After the 8th grade, he quit school and, by the time he was 14 years old, he was a popular musician and singer in the weekend “sukey jumps” and “juke joints.” He later became known as the king of the twelve-string guitar and “Stella” as he affectionately called his guitar became his ticket to life and his freedom. Leadbelly was passionate about his love of music. It was his way of expressing what was written on his heart and soul. This love of music led him to leave his father’s farm at an early age to pursue his music. Huddie traveled the southwest playing his guitar and working as a laborer when he had to. He was legendary for picking 1,000 lbs of cotton a day, and lining the railroad tracks.

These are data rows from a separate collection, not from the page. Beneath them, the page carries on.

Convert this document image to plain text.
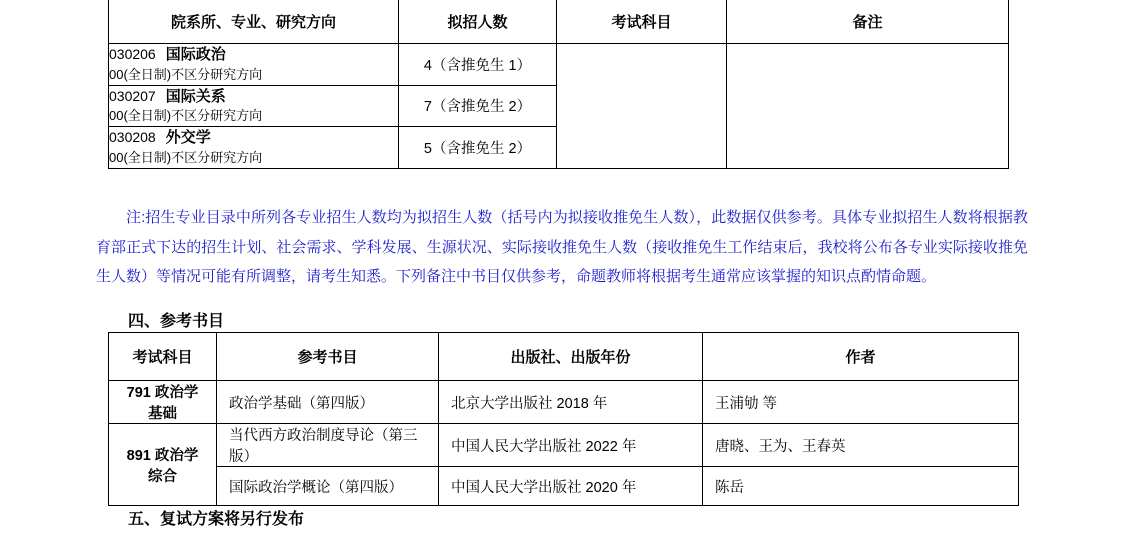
院系所、专业、研究方向	拟招人数	考试科目	备注

030206 国际政治
00(全日制)不区分研究方向	4（含推免生 1）		

030207 国际关系
00(全日制)不区分研究方向	7（含推免生 2）		

030208 外交学
00(全日制)不区分研究方向	5（含推免生 2）		
注:招生专业目录中所列各专业招生人数均为拟招生人数（括号内为拟接收推免生人数），此数据仅供参考。具体专业拟招生人数将根据教育部正式下达的招生计划、社会需求、学科发展、生源状况、实际接收推免生人数（接收推免生工作结束后，我校将公布各专业实际接收推免生人数）等情况可能有所调整，请考生知悉。下列备注中书目仅供参考，命题教师将根据考生通常应该掌握的知识点酌情命题。
四、参考书目
考试科目	参考书目	出版社、出版年份	作者
791 政治学基础	政治学基础（第四版）	北京大学出版社 2018 年	王浦劬 等
891 政治学综合	当代西方政治制度导论（第三版）	中国人民大学出版社 2022 年	唐晓、王为、王春英
	国际政治学概论（第四版）	中国人民大学出版社 2020 年	陈岳
五、复试方案将另行发布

Lead Belly once said, “When I play, the women would come around to listen and their men would get angry.” In 1918, he fought and killed a man in Dallas and was sentenced to thirty years to be served in the state prison in Huntsville, Texas. In 1925, he wrote a song asking Governor Pat Neff for a pardon. Neff, who had promised at his election never to pardon a prisoner, broke his promise and set Huddie Ledbetter free. Back on the road with many new songs he had learned or written at Huntsville, Huddie again found enthusiastic audiences throughout the south. But, as the center of admiring crowds, he was again the target of envy and jealousy. In 1930, after a fight at a party, which was normal in the Jim Crow south he was sentenced to another prison term in the infamous Angola Farm prison plantation in Louisiana. In a way, this was a stroke of luck, because he was discovered by folklorists John and Alan Lomax, who were recording prison songs for the Library of Congress. John Lomax and his son Allen brought him to New York where he played on college campuses like Harvard, Priceton, NYU and the list goes on. He was received with great acclaim.

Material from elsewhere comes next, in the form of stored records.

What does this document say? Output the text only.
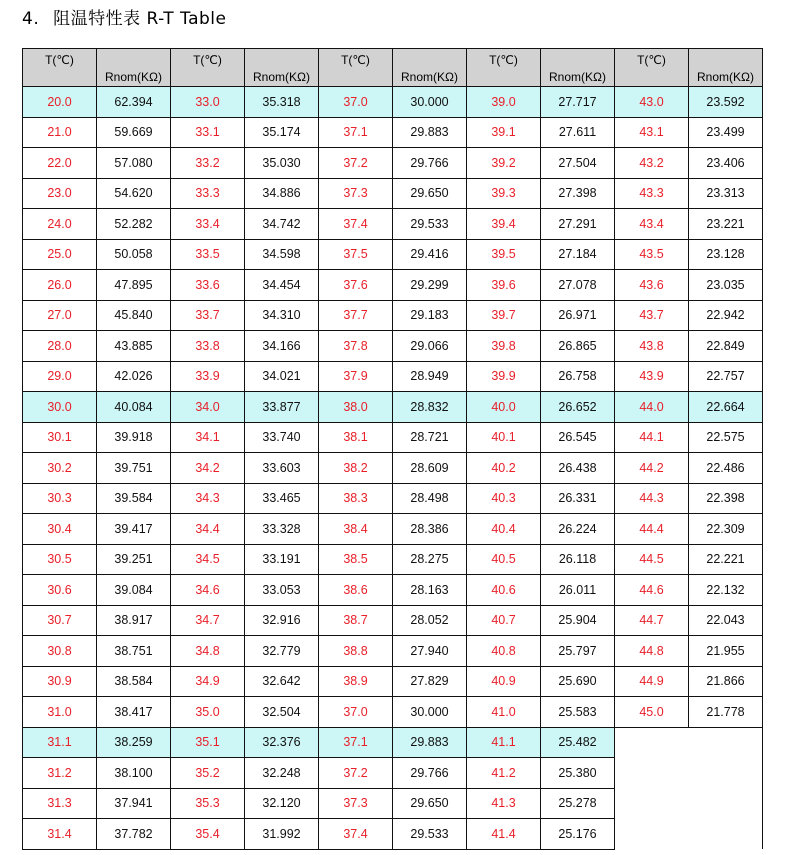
4. 阻温特性表 R-T Table
T(℃)	Rnom(KΩ)	T(℃)	Rnom(KΩ)	T(℃)	Rnom(KΩ)	T(℃)	Rnom(KΩ)	T(℃)	Rnom(KΩ)
20.0	62.394	33.0	35.318	37.0	30.000	39.0	27.717	43.0	23.592
21.0	59.669	33.1	35.174	37.1	29.883	39.1	27.611	43.1	23.499
22.0	57.080	33.2	35.030	37.2	29.766	39.2	27.504	43.2	23.406
23.0	54.620	33.3	34.886	37.3	29.650	39.3	27.398	43.3	23.313
24.0	52.282	33.4	34.742	37.4	29.533	39.4	27.291	43.4	23.221
25.0	50.058	33.5	34.598	37.5	29.416	39.5	27.184	43.5	23.128
26.0	47.895	33.6	34.454	37.6	29.299	39.6	27.078	43.6	23.035
27.0	45.840	33.7	34.310	37.7	29.183	39.7	26.971	43.7	22.942
28.0	43.885	33.8	34.166	37.8	29.066	39.8	26.865	43.8	22.849
29.0	42.026	33.9	34.021	37.9	28.949	39.9	26.758	43.9	22.757
30.0	40.084	34.0	33.877	38.0	28.832	40.0	26.652	44.0	22.664
30.1	39.918	34.1	33.740	38.1	28.721	40.1	26.545	44.1	22.575
30.2	39.751	34.2	33.603	38.2	28.609	40.2	26.438	44.2	22.486
30.3	39.584	34.3	33.465	38.3	28.498	40.3	26.331	44.3	22.398
30.4	39.417	34.4	33.328	38.4	28.386	40.4	26.224	44.4	22.309
30.5	39.251	34.5	33.191	38.5	28.275	40.5	26.118	44.5	22.221
30.6	39.084	34.6	33.053	38.6	28.163	40.6	26.011	44.6	22.132
30.7	38.917	34.7	32.916	38.7	28.052	40.7	25.904	44.7	22.043
30.8	38.751	34.8	32.779	38.8	27.940	40.8	25.797	44.8	21.955
30.9	38.584	34.9	32.642	38.9	27.829	40.9	25.690	44.9	21.866
31.0	38.417	35.0	32.504	37.0	30.000	41.0	25.583	45.0	21.778
31.1	38.259	35.1	32.376	37.1	29.883	41.1	25.482		
31.2	38.100	35.2	32.248	37.2	29.766	41.2	25.380		
31.3	37.941	35.3	32.120	37.3	29.650	41.3	25.278		
31.4	37.782	35.4	31.992	37.4	29.533	41.4	25.176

Shortly thereafter Lead Belly relocated to New York, where he forged a reputation on the folk circuit, making personal appearances, recording for a variety of labels and doing radio work. In the early 40s he performed with Josh White, Sonny Terry, Brownie McGhee and Woody Guthrie. In 1948 Lead Belly cut, with the aid of the newly invented long playing record, what would later become known as his Last Sessions, a definitive document of The Life and Music of the King of the Twelve-String Guitar. Lead Belly enjoyed national recognition as a blues and folk musician and singer. Lead Belly felt his music and talent were gifts from God. His songs could not be put into one category. He wrote children’s songs, field songs, ballads, square dance songs, prison songs, folk songs, and blues.
Music Legacy
Lead Belly was a man whose life experienced rather extreme ups and downs. Good or bad, Lead Belly told the world about those things through his songs. Lead Belly’s fame and success continued to increase until he fell ill while on a European Tour. Tests revealed that he suffered from amyotrophic lateral sclerosis (Lou Gehrig’s disease) in 1949. This disease destroyed all the muscles in his body giving him little opportunity to fully play the guitar without pain. He died on December 6, 1949 and never got to fully enjoy the fruits of his music. In which Lead Belly’s song catalog is consisted of well over 500 songs. The most famous were Midnight Special, Cotton Fields, Boll Weevil, Kisses Sweeter than Wine, Rock Island Line, and many, many more.
After Lead Belly’s death, the Weavers, a folk quartet sent “Good Night, Irene” to #1 on the charts, which became the most famous song in his repertoire. That song sold a million copies and was recorded also six months later by Pete Seeger. His music still has a great influence on some of the greatest artists both black and white. Artists like The Beetles, The Rolling Stones, Eric Clapton, Little Richard,have all expressed their early studies of music to Lead Belly’s records.
He died from Lou Gehrig’s disease on Dec 6, 1949 at the age 64.